Soham Joshi (°2000, Mumbai, India) makes photos, photos and conceptual artworks. With a subtle minimalistic approach, Joshi seduces the viewer into a world of ongoing equilibrium and the interval that articulates the stream of daily events. Moments are depicted that only exist to punctuate the human drama in order to clarify our existence and to find poetic meaning in everyday life.
His photos establish a link between the landscape’s reality and that imagined by its conceiver. These works focus on concrete questions that determine our existence. By taking daily life as subject matter while commenting on the everyday aesthetic of middle class values, he creates intense personal moments masterfully created by means of rules and omissions, acceptance and refusal, luring the viewer round and round in circles.
His works are given improper functions: significations are inversed and form and content merge. Shapes are dissociated from their original meaning, by which the system in which they normally function is exposed. Initially unambiguous meanings are shattered and disseminate endlessly. By exploring the concept of landscape in a nostalgic way, he tries to create works in which the actual event still has to take place or just has ended: moments evocative of atmosphere and suspense that are not part of a narrative thread. The drama unfolds elsewhere while the build-up of tension is frozen to become the memory of an event that will never take place.
His works question the conditions of appearance of an image in the context of contemporary visual culture in which images, representations and ideas normally function. By applying abstraction, he creates work in which a fascination with the clarity of content and an uncompromising attitude towards conceptual and minimal art can be found. The work is aloof and systematic and a cool and neutral imagery is used.
His works directly respond to the surrounding environment and uses everyday experiences from the artist as a starting point. Often these are framed instances that would go unnoticed in their original context. By studying sign processes, signification and communication, he tries to develop forms that do not follow logical criteria, but are based only on subjective associations and formal parallels, which incite the viewer to make new personal associations.
His works sometimes radiate a cold and latent violence. At times, disconcerting beauty emerges. The inherent visual seductiveness, along with the conciseness of the exhibitions, further complicates the reception of their manifold layers of meaning. By emphasising aesthetics, he focuses on the idea of ‘public space’ and more specifically on spaces where anyone can do anything at any given moment: the non-private space, the non-privately owned space, space that is economically uninteresting.
His practice provides a useful set of allegorical tools for manoeuvring with a pseudo-minimalist approach in the world of photography: these meticulously planned works resound and resonate with images culled from the fantastical realm of imagination.
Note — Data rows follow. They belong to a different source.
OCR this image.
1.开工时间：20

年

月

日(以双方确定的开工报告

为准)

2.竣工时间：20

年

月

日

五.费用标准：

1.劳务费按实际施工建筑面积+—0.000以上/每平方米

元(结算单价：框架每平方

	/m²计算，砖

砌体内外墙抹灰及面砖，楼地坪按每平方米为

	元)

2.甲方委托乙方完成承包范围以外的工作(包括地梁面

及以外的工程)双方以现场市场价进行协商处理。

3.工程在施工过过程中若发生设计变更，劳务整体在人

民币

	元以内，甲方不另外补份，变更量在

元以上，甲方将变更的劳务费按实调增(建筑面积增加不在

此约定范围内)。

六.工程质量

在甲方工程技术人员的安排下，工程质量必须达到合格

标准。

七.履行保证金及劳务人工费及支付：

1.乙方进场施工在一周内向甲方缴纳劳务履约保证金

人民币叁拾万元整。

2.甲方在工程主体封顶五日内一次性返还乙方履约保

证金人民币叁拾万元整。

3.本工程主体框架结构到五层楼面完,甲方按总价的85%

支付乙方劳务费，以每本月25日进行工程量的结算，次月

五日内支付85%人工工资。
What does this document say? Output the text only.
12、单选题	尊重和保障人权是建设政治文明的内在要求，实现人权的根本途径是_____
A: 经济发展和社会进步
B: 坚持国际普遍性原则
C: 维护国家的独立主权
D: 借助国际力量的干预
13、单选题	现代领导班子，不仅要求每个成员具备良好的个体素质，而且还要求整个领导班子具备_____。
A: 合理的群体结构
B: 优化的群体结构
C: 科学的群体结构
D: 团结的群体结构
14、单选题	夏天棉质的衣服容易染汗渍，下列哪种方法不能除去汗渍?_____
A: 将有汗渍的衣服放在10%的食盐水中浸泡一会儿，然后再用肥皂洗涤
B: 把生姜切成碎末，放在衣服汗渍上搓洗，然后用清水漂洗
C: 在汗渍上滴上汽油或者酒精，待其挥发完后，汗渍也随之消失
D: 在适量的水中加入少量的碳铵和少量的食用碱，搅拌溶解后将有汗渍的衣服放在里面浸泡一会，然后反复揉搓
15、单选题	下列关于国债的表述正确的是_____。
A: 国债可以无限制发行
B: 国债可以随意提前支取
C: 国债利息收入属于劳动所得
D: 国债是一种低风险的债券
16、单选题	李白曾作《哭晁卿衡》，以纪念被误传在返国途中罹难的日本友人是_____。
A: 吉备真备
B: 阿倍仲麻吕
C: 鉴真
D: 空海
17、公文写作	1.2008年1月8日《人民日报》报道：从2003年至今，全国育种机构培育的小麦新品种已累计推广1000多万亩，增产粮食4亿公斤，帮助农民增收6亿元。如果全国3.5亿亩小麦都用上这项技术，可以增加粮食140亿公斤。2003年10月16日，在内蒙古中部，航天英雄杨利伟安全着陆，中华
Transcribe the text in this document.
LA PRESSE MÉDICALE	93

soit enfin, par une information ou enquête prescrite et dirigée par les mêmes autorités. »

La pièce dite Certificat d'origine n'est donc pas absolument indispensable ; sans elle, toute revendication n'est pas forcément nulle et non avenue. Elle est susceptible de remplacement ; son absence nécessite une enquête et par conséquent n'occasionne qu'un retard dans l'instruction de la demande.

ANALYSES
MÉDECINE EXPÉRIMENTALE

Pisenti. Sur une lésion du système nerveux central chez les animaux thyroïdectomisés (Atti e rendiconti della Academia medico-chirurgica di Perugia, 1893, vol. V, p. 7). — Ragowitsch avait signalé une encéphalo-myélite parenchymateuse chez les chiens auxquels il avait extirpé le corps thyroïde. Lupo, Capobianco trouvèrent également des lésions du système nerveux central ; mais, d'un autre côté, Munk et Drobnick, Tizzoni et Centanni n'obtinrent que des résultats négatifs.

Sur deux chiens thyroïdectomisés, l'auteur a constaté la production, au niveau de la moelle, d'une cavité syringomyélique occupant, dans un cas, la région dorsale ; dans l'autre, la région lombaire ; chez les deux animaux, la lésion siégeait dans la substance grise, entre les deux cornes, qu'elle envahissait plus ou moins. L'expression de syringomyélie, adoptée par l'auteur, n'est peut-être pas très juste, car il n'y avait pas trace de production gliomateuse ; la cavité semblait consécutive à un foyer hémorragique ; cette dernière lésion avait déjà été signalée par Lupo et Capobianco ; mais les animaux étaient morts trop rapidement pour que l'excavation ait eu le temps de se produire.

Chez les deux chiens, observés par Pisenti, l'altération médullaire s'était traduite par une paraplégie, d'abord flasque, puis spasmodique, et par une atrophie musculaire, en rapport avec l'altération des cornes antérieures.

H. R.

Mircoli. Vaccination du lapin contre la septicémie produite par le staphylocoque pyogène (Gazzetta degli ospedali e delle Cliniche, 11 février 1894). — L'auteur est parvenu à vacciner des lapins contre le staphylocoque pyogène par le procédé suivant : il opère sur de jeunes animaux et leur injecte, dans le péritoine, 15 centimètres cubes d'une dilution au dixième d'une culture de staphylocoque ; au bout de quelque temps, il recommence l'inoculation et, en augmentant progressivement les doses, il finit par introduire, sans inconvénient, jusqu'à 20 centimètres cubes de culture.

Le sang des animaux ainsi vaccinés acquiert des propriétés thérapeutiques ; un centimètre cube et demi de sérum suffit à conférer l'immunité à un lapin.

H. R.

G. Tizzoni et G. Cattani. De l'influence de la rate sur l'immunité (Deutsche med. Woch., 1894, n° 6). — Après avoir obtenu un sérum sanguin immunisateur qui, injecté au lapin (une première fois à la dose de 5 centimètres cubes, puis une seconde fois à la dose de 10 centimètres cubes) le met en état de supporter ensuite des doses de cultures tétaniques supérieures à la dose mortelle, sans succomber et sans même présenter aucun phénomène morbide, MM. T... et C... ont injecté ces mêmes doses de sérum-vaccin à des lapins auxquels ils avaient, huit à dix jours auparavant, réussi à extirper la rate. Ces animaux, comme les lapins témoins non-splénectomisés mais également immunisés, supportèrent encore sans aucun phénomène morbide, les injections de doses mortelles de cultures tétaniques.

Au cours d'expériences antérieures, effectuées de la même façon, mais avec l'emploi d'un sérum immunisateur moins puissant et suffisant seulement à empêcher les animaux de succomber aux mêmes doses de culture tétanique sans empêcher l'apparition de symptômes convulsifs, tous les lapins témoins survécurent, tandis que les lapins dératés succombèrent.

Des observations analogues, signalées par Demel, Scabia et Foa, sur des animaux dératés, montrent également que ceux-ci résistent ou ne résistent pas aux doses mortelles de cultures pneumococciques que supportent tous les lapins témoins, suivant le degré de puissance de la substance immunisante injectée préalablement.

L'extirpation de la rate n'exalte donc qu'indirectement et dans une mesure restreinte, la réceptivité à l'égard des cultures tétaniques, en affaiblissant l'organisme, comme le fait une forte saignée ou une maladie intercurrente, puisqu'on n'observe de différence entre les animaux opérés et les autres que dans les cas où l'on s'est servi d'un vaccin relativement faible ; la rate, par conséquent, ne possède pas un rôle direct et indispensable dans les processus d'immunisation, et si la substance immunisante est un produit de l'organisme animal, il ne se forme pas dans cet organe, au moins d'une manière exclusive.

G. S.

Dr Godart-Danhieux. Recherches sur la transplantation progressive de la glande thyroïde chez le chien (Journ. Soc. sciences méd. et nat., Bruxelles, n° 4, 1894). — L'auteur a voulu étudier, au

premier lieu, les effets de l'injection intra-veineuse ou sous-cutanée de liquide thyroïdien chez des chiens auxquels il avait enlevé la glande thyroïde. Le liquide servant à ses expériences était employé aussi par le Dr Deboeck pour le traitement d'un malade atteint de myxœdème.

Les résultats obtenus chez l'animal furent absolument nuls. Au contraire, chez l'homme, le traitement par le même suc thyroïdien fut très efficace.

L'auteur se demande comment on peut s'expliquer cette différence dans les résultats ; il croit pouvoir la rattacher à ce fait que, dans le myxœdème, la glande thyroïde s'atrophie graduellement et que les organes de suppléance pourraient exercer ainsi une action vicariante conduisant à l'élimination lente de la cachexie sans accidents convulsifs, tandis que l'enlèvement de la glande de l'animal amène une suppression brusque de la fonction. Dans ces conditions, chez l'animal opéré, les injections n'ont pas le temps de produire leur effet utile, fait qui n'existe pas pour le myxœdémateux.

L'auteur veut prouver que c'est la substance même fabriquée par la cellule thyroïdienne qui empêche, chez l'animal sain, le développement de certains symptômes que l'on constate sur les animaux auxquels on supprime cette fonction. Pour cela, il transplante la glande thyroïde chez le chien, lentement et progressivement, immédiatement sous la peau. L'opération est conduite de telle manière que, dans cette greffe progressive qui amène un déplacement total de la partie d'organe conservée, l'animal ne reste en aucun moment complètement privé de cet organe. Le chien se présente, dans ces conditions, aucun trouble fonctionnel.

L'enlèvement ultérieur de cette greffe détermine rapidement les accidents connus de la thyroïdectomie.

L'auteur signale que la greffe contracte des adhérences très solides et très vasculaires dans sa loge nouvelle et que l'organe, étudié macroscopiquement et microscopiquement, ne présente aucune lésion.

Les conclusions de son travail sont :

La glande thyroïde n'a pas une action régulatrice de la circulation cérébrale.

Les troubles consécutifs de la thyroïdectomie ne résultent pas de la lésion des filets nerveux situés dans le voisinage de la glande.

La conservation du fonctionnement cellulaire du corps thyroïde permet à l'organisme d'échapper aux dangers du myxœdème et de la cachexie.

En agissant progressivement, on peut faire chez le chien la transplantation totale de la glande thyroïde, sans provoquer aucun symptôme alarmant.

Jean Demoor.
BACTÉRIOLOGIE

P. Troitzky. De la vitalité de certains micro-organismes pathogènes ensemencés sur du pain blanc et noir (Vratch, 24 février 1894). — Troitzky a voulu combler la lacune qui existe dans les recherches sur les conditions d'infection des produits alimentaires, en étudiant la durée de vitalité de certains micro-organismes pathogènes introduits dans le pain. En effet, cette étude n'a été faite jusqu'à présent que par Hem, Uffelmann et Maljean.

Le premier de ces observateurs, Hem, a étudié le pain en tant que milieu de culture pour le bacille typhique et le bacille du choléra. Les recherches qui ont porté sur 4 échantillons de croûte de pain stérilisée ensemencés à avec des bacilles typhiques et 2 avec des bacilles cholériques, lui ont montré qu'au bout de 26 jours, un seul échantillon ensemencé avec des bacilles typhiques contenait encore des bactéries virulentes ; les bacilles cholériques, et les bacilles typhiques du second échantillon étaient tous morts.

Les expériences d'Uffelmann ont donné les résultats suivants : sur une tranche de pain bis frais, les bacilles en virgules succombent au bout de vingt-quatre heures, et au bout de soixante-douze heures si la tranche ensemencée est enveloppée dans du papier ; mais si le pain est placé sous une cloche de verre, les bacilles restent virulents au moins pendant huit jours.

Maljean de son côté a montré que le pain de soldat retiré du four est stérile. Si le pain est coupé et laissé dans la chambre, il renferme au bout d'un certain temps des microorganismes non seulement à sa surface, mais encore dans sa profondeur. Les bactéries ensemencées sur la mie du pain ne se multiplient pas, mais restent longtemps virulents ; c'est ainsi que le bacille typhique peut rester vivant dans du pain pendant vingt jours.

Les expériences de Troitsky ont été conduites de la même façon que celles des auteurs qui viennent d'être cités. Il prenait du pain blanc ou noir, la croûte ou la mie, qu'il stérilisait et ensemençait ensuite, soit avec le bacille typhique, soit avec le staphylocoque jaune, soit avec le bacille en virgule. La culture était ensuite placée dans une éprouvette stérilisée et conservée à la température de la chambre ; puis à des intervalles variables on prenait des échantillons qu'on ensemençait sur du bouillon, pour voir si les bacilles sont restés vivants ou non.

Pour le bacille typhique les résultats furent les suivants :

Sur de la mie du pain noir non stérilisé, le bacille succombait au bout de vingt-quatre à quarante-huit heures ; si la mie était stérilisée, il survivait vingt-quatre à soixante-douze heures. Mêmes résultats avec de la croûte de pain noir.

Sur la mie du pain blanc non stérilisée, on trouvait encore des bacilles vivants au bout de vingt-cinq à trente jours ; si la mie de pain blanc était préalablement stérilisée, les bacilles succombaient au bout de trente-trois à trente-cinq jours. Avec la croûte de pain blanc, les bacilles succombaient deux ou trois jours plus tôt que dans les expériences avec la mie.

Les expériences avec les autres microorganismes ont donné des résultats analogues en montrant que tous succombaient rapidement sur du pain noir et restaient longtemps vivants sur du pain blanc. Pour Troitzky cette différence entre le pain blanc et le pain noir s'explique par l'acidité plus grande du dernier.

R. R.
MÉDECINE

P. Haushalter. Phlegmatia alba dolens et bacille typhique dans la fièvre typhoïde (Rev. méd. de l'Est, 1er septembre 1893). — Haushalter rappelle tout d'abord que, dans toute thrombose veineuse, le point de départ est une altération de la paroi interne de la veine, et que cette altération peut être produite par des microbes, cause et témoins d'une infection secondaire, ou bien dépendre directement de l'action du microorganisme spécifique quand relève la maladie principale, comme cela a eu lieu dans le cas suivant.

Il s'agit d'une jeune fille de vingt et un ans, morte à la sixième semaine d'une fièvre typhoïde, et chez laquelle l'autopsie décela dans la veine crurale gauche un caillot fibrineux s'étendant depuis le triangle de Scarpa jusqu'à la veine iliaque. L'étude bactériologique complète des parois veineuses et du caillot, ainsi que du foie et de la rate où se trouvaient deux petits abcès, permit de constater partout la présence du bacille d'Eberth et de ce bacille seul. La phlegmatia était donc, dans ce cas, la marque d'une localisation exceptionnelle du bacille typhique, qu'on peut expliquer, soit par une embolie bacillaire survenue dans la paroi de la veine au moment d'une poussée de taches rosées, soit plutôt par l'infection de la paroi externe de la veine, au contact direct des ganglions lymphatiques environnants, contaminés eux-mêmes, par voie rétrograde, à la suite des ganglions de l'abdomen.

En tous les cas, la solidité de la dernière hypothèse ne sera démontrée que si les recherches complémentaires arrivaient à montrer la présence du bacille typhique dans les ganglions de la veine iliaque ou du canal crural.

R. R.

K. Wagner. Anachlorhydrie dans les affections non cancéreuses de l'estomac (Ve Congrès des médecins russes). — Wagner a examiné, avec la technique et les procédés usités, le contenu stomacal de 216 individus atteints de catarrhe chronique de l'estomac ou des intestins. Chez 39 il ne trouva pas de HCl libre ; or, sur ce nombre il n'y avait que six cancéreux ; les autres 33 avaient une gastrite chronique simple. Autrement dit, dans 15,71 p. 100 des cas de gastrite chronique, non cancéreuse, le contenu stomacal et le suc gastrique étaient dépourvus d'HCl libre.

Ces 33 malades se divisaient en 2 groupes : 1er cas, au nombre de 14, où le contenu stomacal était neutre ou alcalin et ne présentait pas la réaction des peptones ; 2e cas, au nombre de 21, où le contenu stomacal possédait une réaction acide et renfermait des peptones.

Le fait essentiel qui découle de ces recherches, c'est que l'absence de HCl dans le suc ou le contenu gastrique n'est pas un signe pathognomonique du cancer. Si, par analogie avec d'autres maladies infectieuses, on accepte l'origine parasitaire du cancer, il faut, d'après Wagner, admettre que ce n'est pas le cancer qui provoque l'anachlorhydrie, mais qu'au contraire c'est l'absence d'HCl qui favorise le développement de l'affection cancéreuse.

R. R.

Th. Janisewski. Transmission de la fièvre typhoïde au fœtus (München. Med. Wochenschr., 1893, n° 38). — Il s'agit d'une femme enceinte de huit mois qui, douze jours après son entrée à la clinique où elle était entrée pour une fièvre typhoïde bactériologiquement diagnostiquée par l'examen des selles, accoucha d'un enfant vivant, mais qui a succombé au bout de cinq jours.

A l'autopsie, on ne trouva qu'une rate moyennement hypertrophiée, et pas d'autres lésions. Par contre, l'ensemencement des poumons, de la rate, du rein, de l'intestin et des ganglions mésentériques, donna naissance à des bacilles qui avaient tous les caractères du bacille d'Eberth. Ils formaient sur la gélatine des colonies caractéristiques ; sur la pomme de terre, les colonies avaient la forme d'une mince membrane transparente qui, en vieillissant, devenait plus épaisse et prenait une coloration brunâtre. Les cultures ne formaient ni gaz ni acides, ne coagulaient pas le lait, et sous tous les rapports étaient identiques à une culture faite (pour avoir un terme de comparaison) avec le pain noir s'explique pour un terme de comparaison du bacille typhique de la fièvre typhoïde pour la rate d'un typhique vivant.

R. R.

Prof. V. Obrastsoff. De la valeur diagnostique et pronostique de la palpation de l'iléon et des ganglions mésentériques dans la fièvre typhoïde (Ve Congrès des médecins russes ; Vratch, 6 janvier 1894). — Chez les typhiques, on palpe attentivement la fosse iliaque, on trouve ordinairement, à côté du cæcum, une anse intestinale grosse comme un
In a search for new methods to ‘read the city’, he often creates work using creative game tactics, but these are never permissive. Play is a serious matter: during the game, different rules apply than in everyday life and even everyday objects undergo transubstantiation.
His works are based on formal associations which open a unique poetic vein. Multilayered images arise in which the fragility and instability of our seemingly certain reality is questioned. By choosing mainly formal solutions, he investigates the dynamics of landscape, including the manipulation of its effects and the limits of spectacle based on our assumptions of what landscape means to us. Rather than presenting a factual reality, an illusion is fabricated to conjure the realms of our imagination.
His works are often about contact with architecture and basic living elements. Energy (heat, light, water), space and landscape are examined in less obvious ways and sometimes developed in absurd ways. With a conceptual approach, he makes work that generates diverse meanings. Associations and meanings collide. Space becomes time and language becomes image.
His works doesn’t reference recognisable form. The results are deconstructed to the extent that meaning is shifted and possible interpretation becomes multifaceted. By putting the viewer on the wrong track, he tries to approach a wide scale of subjects in a multi-layered way, likes to involve the viewer in a way that is sometimes physical and believes in the idea of function following form in a work.
His works are characterised by the use of everyday objects in an atmosphere of middleclass mentality in which recognition plays an important role. Soham Joshi currently lives and works in Brighton.